Wild azalea (Rhododendron canescens) is a striking plant also known as mountain azalea, hoary azalea, or Florida Pinxter azalea. Although it is native to the southeastern United States, wild azalea grows in mild climates across much of the country. Want to learn about growing wild azaleas in your garden? Read on for more information.
Mountain Azalea Info
Learn how to grow wild azaleas in the landscape is as easy as enjoying their blooms. Hummingbirds, bees, and butterflies are attracted to the clusters of sweet-smelling pink or white flowers that appear before new growth in spring too. That being said, the plant is also attractive to wildlife, including hungry deer. Keep this under consideration before adding it to the garden.
Plant mountain azalea seeds in the garden in late fall or propagate softwood cuttings in late spring. Allow spreading room of 36 to 60 inches (1-2 m.) between plants. Mature wild azalea shrubs reach mature heights of 6 to 15 feet (2-4 m.), with a spread of 6 to 10 feet (2-3 m.).
Mountain azalea thrives in full sun or partial shade, such as filtered light under tall deciduous trees. Too much shade will significantly decrease blooming.
Wild Azalea Care
Water wild azalea regularly during the first two years. Water deeply at the base of the plant and avoid wetting the foliage. If you use sprinklers, irrigate in the morning so the leaves have time to dry before evening as damp leaves may invite fungal diseases.
Fertilize wild azalea in spring and again in late spring or early summer. Don’t feed after midsummer, as the tender new growth is more susceptible to frost when temperatures drop in fall.
Spread 2 or 3 inches (5-8 cm.) of mulch around the plant to keep the soil cool and moist.
Pinch growing tips when new shoots are several inches (8 cm.) long to promote healthy, bushy growth.

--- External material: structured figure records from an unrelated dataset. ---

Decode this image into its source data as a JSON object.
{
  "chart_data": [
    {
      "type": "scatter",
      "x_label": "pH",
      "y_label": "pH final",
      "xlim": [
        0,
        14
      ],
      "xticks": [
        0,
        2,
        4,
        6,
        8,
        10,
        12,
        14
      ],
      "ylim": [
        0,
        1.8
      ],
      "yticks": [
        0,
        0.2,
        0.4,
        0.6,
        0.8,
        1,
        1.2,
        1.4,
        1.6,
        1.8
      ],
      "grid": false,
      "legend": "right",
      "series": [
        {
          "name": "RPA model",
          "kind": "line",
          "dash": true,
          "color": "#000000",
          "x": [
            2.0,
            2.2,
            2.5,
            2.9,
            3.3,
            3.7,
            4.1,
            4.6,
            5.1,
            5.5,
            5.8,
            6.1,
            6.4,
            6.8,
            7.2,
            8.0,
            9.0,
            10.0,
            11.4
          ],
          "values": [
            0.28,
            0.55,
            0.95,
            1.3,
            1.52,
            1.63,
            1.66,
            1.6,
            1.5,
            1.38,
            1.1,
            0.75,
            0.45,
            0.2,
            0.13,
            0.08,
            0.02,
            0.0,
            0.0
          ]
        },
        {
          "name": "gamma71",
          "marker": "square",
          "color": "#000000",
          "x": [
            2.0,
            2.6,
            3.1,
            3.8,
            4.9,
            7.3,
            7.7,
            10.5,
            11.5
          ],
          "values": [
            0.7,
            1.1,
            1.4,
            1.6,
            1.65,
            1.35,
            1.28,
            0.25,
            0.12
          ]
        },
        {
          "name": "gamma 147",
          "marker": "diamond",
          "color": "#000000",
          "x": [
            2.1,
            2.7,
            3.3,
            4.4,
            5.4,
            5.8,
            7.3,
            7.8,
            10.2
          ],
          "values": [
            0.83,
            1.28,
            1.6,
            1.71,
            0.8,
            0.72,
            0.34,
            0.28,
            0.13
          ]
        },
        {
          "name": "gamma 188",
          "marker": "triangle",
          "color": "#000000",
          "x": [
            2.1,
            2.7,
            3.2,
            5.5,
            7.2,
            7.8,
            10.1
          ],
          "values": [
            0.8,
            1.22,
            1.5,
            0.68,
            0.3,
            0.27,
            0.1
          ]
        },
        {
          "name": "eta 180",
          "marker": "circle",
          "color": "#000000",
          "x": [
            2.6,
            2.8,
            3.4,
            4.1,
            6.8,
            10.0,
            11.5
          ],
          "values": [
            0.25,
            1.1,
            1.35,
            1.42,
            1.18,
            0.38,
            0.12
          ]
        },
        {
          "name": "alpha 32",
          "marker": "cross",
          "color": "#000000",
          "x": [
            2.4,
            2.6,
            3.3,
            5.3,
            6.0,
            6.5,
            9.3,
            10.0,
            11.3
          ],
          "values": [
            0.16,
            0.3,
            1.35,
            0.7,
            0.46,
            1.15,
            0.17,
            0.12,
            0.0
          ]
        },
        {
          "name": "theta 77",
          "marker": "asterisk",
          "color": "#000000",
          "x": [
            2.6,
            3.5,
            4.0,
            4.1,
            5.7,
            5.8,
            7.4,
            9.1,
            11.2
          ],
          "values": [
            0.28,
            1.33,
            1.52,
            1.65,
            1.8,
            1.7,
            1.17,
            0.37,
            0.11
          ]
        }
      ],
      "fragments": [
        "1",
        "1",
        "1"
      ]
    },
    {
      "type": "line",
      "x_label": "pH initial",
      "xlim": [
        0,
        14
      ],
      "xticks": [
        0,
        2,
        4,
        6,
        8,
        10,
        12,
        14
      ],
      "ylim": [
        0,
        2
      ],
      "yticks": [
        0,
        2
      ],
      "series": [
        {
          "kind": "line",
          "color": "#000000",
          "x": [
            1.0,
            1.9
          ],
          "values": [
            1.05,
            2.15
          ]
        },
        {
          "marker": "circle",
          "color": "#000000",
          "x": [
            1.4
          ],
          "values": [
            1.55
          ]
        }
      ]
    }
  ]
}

Mountain azalea rarely needs pruning. Prune in spring if you want to shape the plant or remove damaged growth, as wild azalea blooms on previous year’s growth.
Wild azalea is rarely bothered by pests, but mites are sometimes a problem, especially in hot, dry weather. Insecticidal soap spray usually takes care of the problem.
Note: All parts of wild azalea plants are highly toxic, and ingestion may lead to a number of severe symptoms including stomach pain, nausea, vomiting, respiratory difficulties, weakness, loss of energy, depression, paralysis of legs and arms, coma, and death.